Morarji Desai: Fiscal conservative who repeatedly saved India

By Prasenjit K. Basu


When I was 12+ years old, I borrowed both volumes of Morarji Desai's "The Story of My Life" from my school library a few days before the March 1977 election. I was fascinated by this 81 year old who had been denied the prime ministership repeatedly in the 1960s despite being the best man for the job. He had rescued India from its first Balance of Payments crisis in 1958 (caused by Nehru's inability to finance his quixotic ambitions for industrialisation in the Second Five Year Plan, starting 1956). Two years later, Nehru (and his cabal of fiscally-profligate acolytes, including YB Chavan and C Subramaniam) launched a determined attempt to loosen the budgetary purse-strings to finance another quixotic Five Year Plan. Morarjibhai stood firm in the face of their collective pleading, and got his way.


So it was little surprise that, after Jawaharlal Nehru was humiliated by Mao in October-November 1962 in the Himalayan military debacle, Congress president Kamaraj came up with a plan to get several key ministers (including Desai, the #2 in the Cabinet) to resign to "protect" Jawaharlal Nehru, the man whose 12-year-long catalog of blunders on China policy had just been exposed by Mao's PLA. Morarji duly resigned in August 1963 to shield Jawaharlal. When Nehru died, Kamaraj and his "syndicate" ensured that Lal Bahadur Shastri (an upright politician, but one who had never held the great offices of state or travelled outside India) would become PM, rather than Desai -- whose unswerving integrity was seen as imperilling the power of the regional satraps who held the Congress party's purse-strings.

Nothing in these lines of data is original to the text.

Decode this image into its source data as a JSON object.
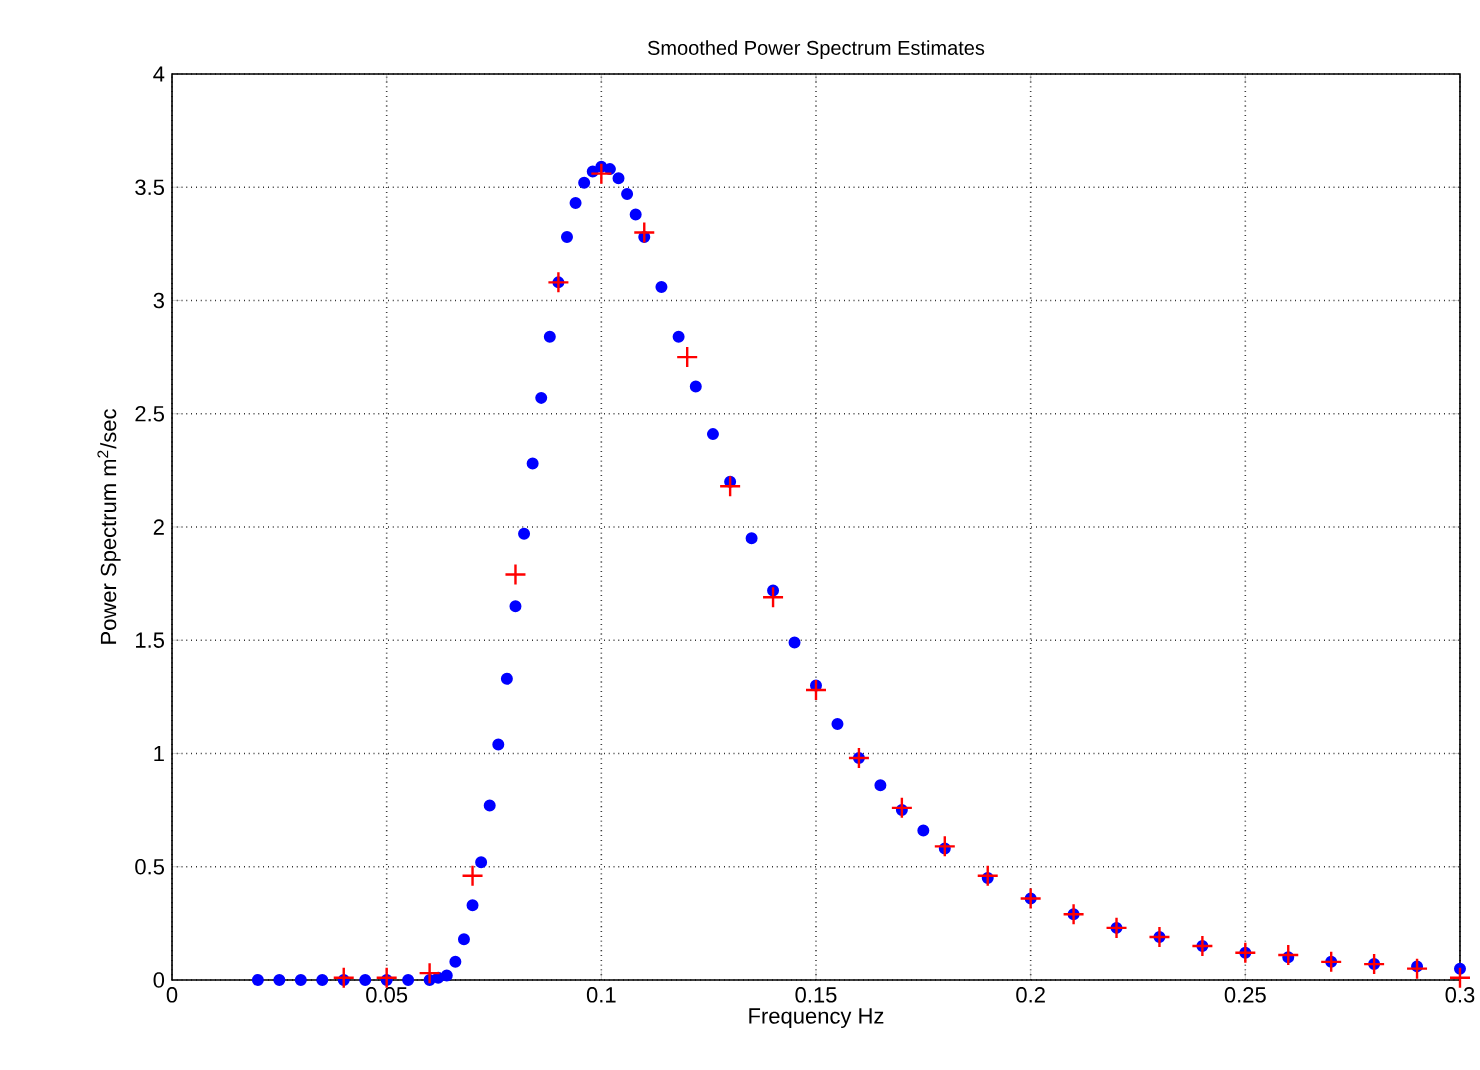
{
  "chart_data": {
    "type": "scatter",
    "title": "Smoothed Power Spectrum  Estimates",
    "xlabel": "Frequency  Hz",
    "ylabel": "Power Spectrum   m$^{2}$/sec",
    "xlim": [
      0,
      0.3
    ],
    "ylim": [
      0,
      4
    ],
    "xticks": [
      0,
      0.05,
      0.1,
      0.15,
      0.2,
      0.25,
      0.3
    ],
    "yticks": [
      0,
      0.5,
      1,
      1.5,
      2,
      2.5,
      3,
      3.5,
      4
    ],
    "grid": true,
    "series": [
      {
        "color": "#0000ff",
        "marker": "circle",
        "x": [
          0.02,
          0.025,
          0.03,
          0.035,
          0.04,
          0.045,
          0.05,
          0.055,
          0.06,
          0.062,
          0.064,
          0.066,
          0.068,
          0.07,
          0.072,
          0.074,
          0.076,
          0.078,
          0.08,
          0.082,
          0.084,
          0.086,
          0.088,
          0.09,
          0.092,
          0.094,
          0.096,
          0.098,
          0.1,
          0.102,
          0.104,
          0.106,
          0.108,
          0.11,
          0.114,
          0.118,
          0.122,
          0.126,
          0.13,
          0.135,
          0.14,
          0.145,
          0.15,
          0.155,
          0.16,
          0.165,
          0.17,
          0.175,
          0.18,
          0.19,
          0.2,
          0.21,
          0.22,
          0.23,
          0.24,
          0.25,
          0.26,
          0.27,
          0.28,
          0.29,
          0.3
        ],
        "values": [
          0,
          0,
          0,
          0,
          0,
          0,
          0,
          0,
          0,
          0.01,
          0.02,
          0.08,
          0.18,
          0.33,
          0.52,
          0.77,
          1.04,
          1.33,
          1.65,
          1.97,
          2.28,
          2.57,
          2.84,
          3.08,
          3.28,
          3.43,
          3.52,
          3.57,
          3.59,
          3.58,
          3.54,
          3.47,
          3.38,
          3.28,
          3.06,
          2.84,
          2.62,
          2.41,
          2.2,
          1.95,
          1.72,
          1.49,
          1.3,
          1.13,
          0.98,
          0.86,
          0.75,
          0.66,
          0.58,
          0.45,
          0.36,
          0.29,
          0.23,
          0.19,
          0.15,
          0.12,
          0.1,
          0.08,
          0.07,
          0.06,
          0.05
        ]
      },
      {
        "color": "#ff0000",
        "marker": "cross",
        "x": [
          0.04,
          0.05,
          0.06,
          0.07,
          0.08,
          0.09,
          0.1,
          0.11,
          0.12,
          0.13,
          0.14,
          0.15,
          0.16,
          0.17,
          0.18,
          0.19,
          0.2,
          0.21,
          0.22,
          0.23,
          0.24,
          0.25,
          0.26,
          0.27,
          0.28,
          0.29,
          0.3
        ],
        "values": [
          0.01,
          0.01,
          0.03,
          0.46,
          1.79,
          3.08,
          3.56,
          3.3,
          2.75,
          2.18,
          1.69,
          1.28,
          0.98,
          0.76,
          0.59,
          0.46,
          0.36,
          0.29,
          0.23,
          0.19,
          0.15,
          0.12,
          0.11,
          0.08,
          0.07,
          0.05,
          0.01
        ]
      }
    ]
  }
}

He was to come back as Finance Minister in 1967 (after the 1966 devaluation of the rupee had deeply weakened the Congress politically), and again take India safely through rough waters. The day Indira Gandhi decided to run roughshod over the Constitution (and its fundamental right to property) in 1969 -- by nationalising 14 banks and abolishing the Privy Purses that had been guaranteed in perpetuity to the princes who signed onto the Union of India in 1947 -- she also sacked her DPM, Morarji Desai. While it is a well-known fact that India's real GDP grew at an average annual pace of just 3.7% between 1950 and 1980 (implying per capita income growth of just 1.3% annually), real GDP growth averaged 5% annually in the 9 years that Morarji Desai presented the Budget. Fiscal prudence paid!

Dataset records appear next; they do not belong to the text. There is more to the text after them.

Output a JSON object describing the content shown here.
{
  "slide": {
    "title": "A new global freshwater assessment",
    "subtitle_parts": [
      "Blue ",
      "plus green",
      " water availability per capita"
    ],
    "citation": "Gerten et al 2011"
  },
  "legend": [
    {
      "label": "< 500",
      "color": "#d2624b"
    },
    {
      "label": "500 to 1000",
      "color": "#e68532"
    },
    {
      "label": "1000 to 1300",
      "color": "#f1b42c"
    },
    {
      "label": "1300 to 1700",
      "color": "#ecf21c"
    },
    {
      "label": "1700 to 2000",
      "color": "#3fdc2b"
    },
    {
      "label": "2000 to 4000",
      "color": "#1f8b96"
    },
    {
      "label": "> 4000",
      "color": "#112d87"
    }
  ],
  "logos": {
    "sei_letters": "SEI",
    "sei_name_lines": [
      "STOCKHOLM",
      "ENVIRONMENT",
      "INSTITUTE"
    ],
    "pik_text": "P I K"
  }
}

In the 1971 election, Desai's Congress-O did poorly nationwide, except in his home state of Gujarat. Three years later, he took charge of the students' Nav Nirman agitation, brought down Indira's state government, and won the election in early-June 1975 that partly induced Indira to declare an Emergency on 25 June 1975, and jail Morarji the following day (along with all Opposition MPs). There was at least some basis for acting against Jayaprakash Narayan (who had after all asked the army and police to revolt against the elected government); there was absolutely no basis to act against Morarjibhai.

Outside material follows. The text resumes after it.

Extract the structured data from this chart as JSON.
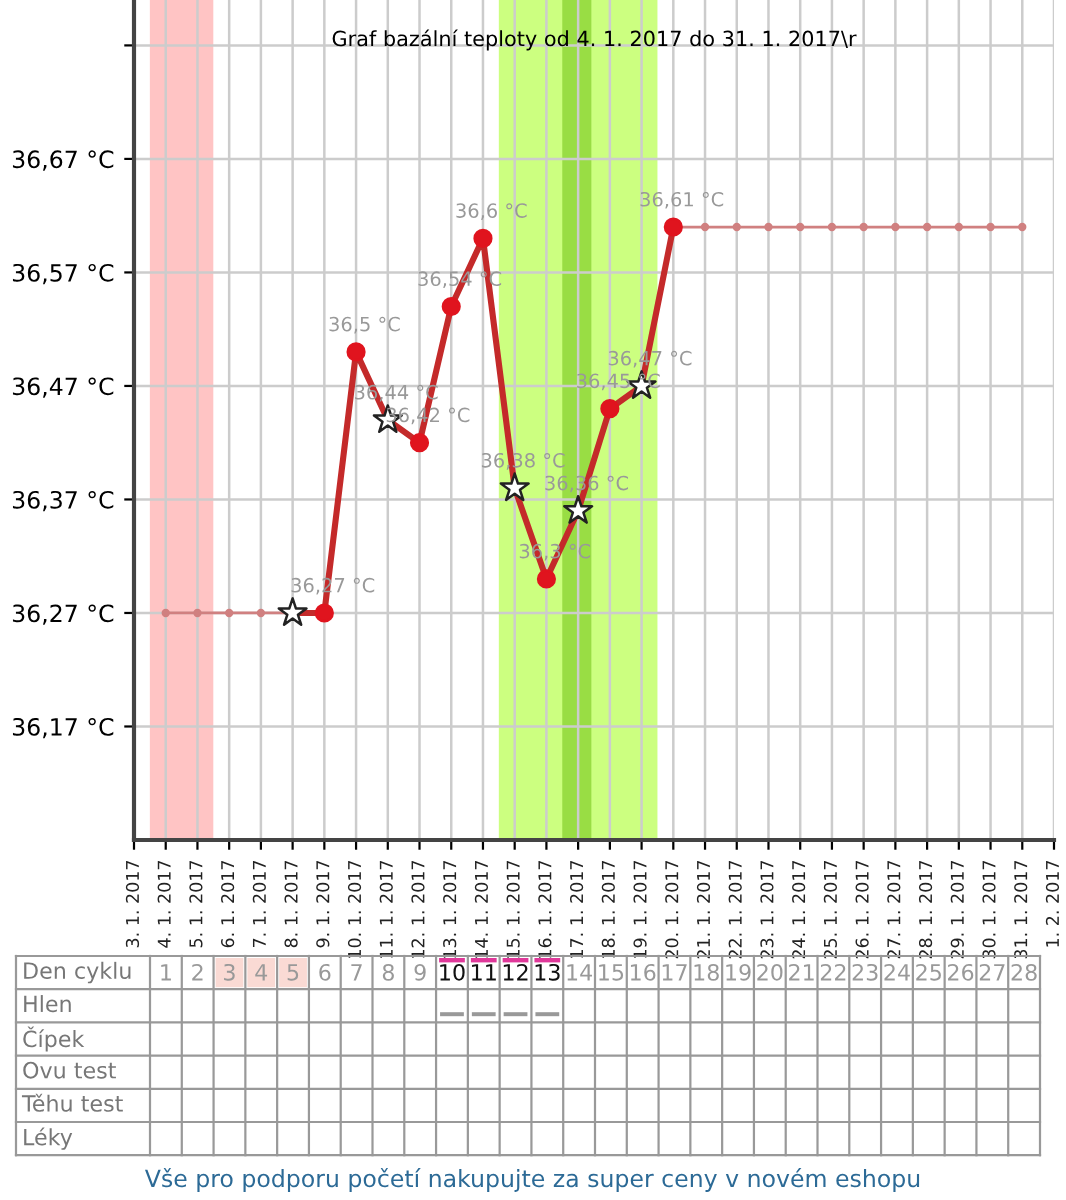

Twenty-one months later, Morarji Desai had the last laugh, rising to become Prime Minister (a story told in the third volume, published later). During his 2 years as Prime Minister, Morarji Ranchhodji Desai not only restored our civil liberties, but he reformed the economy (including moving numerous items into the Open General Licensing category of imports, a vital change) and delivered 6.5% annual economic growth -- the fastest 2-year growth pace that India achieved in its first 4 decades of independence (1947-87). Morarji Desai's place in India's modern history needs a proper re-evaluation. Reading his autobiography is a good place to start!